Smith: What do you see in your future?
Stafford: We’ll go back West and I’ll keep on writing poems. I keep following this sort of hidden river of my life, you know, whatever the topic or impulse which comes, I follow it along trustingly. And I don’t have any sense of its coming to a kind of crescendo, or of its petering out either. It is just going steadily along. So I inhale and exhale. I experience, write poems, get now and then great feelings of being on the edge of writing something that reverberates through my own self and that’s very interesting. But I don’t have any big or sustained project or any ending revelation that I can tell you about.
What if the right model for a successful business is not the crescendo (the “hockey stick”) but ebb and flow. I think it’s more important how you manage cutbacks and necessary expense reductions, the organized abandonment of products and business models that are obsolete, and the intelligent pruning of initiatives that either have not worked out or are not longer working. The VC ecosystem profit model is predicated on “the exit” or “the liquidity event.” The professional investor’s goal in an early stage firm is to make the ongoing management of the firm someone else’s problem.

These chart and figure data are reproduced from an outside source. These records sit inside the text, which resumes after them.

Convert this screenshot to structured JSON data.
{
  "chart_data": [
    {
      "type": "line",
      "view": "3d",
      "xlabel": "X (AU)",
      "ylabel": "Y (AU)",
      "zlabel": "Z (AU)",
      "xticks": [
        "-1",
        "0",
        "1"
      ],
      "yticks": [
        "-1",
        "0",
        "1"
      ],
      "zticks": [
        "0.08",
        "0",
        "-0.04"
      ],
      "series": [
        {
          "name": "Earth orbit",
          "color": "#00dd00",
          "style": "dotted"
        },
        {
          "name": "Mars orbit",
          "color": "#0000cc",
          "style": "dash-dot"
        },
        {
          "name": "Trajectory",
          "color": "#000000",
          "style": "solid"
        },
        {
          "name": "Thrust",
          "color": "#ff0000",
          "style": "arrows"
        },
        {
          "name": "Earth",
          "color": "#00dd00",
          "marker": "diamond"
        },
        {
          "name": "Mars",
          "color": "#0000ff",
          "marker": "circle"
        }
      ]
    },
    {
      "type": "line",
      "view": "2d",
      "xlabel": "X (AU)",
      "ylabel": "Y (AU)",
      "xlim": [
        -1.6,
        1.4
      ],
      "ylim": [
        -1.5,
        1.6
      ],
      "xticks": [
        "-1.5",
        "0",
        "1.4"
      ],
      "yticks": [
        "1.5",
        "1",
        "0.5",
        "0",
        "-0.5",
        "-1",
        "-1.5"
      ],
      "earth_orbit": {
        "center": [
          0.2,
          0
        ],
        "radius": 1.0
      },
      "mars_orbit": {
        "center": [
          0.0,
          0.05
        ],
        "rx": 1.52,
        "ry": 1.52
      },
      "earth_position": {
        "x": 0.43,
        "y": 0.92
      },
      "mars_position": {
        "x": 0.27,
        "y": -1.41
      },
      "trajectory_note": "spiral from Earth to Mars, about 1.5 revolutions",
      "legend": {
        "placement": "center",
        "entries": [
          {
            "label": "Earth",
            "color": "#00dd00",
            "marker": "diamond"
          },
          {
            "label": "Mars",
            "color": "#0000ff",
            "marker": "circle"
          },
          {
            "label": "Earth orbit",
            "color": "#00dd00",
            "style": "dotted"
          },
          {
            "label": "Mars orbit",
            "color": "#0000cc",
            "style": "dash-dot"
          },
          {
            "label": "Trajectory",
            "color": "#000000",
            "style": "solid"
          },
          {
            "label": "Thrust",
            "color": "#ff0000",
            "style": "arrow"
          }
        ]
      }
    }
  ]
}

What if successful firms look more like forests, where each tree is a different product and you have a mix of offerings at different stages in their lifecycle. I admire entrepreneurs who are not afraid of running out of new ideas, in the same way that William Stafford was not afraid of having his best days behind him. The alternative is to look for the one big idea that is the home run, and to guard it jealously like a precious gem. The problem is that when you guard your best ideas you don’t subject them to the scrutiny they need so that you can refine them and you don’t seek advice and perspectives from prospects, potential partners, domain experts, and others that would allow you to improve them.
If you can look at your business as ebb and flow–in need of renewal even at the core and requiring constant exploration at the edges to find new opportunities–you may not tell the crescendo story that excites the professional investor, but you may have a much better map for how to prosper.
On a visit to Leningrad some years ago I consulted a map to find out where I was, but I could not make it out. From where I stood, I could see several enormous churches, yet there was not trace of them on my map. When finally an interpreter came to help me, he said: “We don’t show churches on our maps.” Contradicting him I pointed to one that was very clearly marked. “That is a museum,” he said, ” not what we call a ‘living church.’ It is only the ‘living churches’ that we don’t show.”
It then occurred to me that this was not the first time I had been given a map which failed to show many things I could see right in front of my eyes.
The opening paragraphs to E. F Schumacher’s ”A Guide for the Perplexed.”